In conclusion, according to the current study and under the experimental conditions reported, 'Paraffin waxes (Fischer-Tropsch), isomerization' is not categorized (EU CLP/GHS No Category).

Executive summary:

This in vitro study was performed to assess the corneal irritation and damage potential of the registration substance 'Paraffin waxes (Fischer-Tropsch), isomerization' by means of the BCOP assay using fresh bovine corneas.

The test was performed threefold since in the first run the IVIS was a borderline result (IVIS of the single corneas were 1.87, 2.75, 5.14, mean IVIS: 3.25). According to OECD 437 a second experiment was performed. Since the second experiment showed discordant results to the first one a confirmatory third experiment was performed.

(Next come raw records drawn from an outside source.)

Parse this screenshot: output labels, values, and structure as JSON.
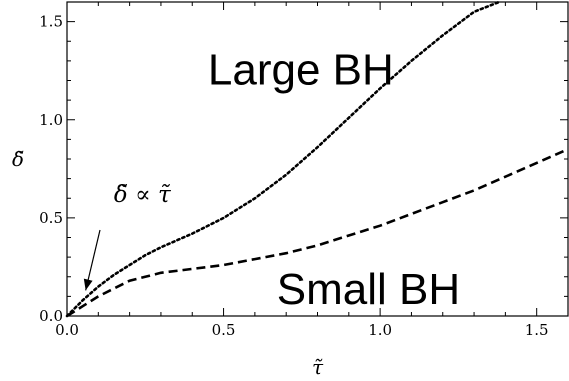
{
  "chart_data": {
    "type": "line",
    "xlabel": "τ̃",
    "ylabel": "δ̃",
    "xlim": [
      0,
      1.6
    ],
    "ylim": [
      0,
      1.6
    ],
    "x_ticks": [
      0.0,
      0.5,
      1.0,
      1.5
    ],
    "y_ticks": [
      0.0,
      0.5,
      1.0,
      1.5
    ],
    "x_tick_labels": [
      "0.0",
      "0.5",
      "1.0",
      "1.5"
    ],
    "y_tick_labels": [
      "0.0",
      "0.5",
      "1.0",
      "1.5"
    ],
    "grid": false,
    "series": [
      {
        "style": "dotted",
        "color": "#000000",
        "x": [
          0,
          0.05,
          0.1,
          0.15,
          0.2,
          0.25,
          0.3,
          0.4,
          0.5,
          0.6,
          0.7,
          0.8,
          0.9,
          1.0,
          1.1,
          1.2,
          1.3,
          1.38
        ],
        "y": [
          0,
          0.08,
          0.15,
          0.21,
          0.26,
          0.31,
          0.35,
          0.42,
          0.5,
          0.6,
          0.72,
          0.86,
          1.01,
          1.16,
          1.3,
          1.43,
          1.55,
          1.6
        ]
      },
      {
        "style": "dashed",
        "color": "#000000",
        "x": [
          0,
          0.05,
          0.1,
          0.15,
          0.2,
          0.25,
          0.3,
          0.4,
          0.5,
          0.6,
          0.7,
          0.8,
          0.9,
          1.0,
          1.1,
          1.2,
          1.3,
          1.4,
          1.5,
          1.6
        ],
        "y": [
          0,
          0.05,
          0.1,
          0.14,
          0.18,
          0.2,
          0.22,
          0.24,
          0.26,
          0.29,
          0.32,
          0.36,
          0.41,
          0.46,
          0.52,
          0.58,
          0.64,
          0.71,
          0.78,
          0.85
        ]
      }
    ],
    "annotations": [
      {
        "text": "Large BH",
        "x": 0.45,
        "y": 1.18
      },
      {
        "text": "Small BH",
        "x": 0.67,
        "y": 0.06
      },
      {
        "text": "δ̃ ∝ τ̃",
        "x": 0.07,
        "y": 0.58,
        "arrow_to": [
          0.05,
          0.1
        ]
      }
    ]
  }
}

After a first opacity measurement of the fresh bovine corneas (t0), the sample of the test item 20% (w/v) in saline (0.9% (w/v) NaCl in deionised water) as an inhomogeneous suspension as well as the positive and the negative controls were each applied to different corneas fixed in an incubation chamber in horizontal position and incubated for 240 minutes at 32 ± 1 °C. The posterior chamber contained incubation medium. After the incubation phase the test item, the positive, and the negative controls were each rinsed from the corneas and opacity was measured again (t240).

After the opacity measurements, permeability of the corneas was determined by measuring spectrophotometrically the transfer of sodium fluorescein after incubation in a horizontal position for 90 minutes at 32 ± 1 °C.

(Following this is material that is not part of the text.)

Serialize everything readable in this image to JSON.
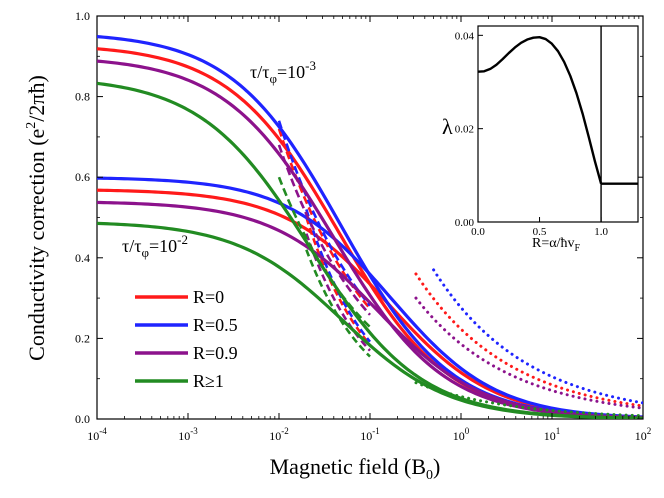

With the negative controls (saline and deion. water), neither an increase of opacity nor permeability of the corneas could be observed.

The positive control (10% (w/v) benzalkonium chloride in saline) showed clear opacity and distinctive permeability of the corneas corresponding to a classification as serious eye damage (EU CLP/GHS Category 1) as well as the positive control 20 % (w/v) imidazole in saline.

Relative to the negative control, the test item 'Paraffin waxes (Fischer-Tropsch), isomerization' did not cause a relevant increase of the corneal opacity or permeability in the second and third experiment. The calculated mean in vitro irritancy score was 0.66 (second experiment) and 0.30 (third experiment).

According to OECD 437 the test item 'Paraffin waxes (Fischer-Tropsch), isomerization' is not categorized (EU CLP/GHS No Category).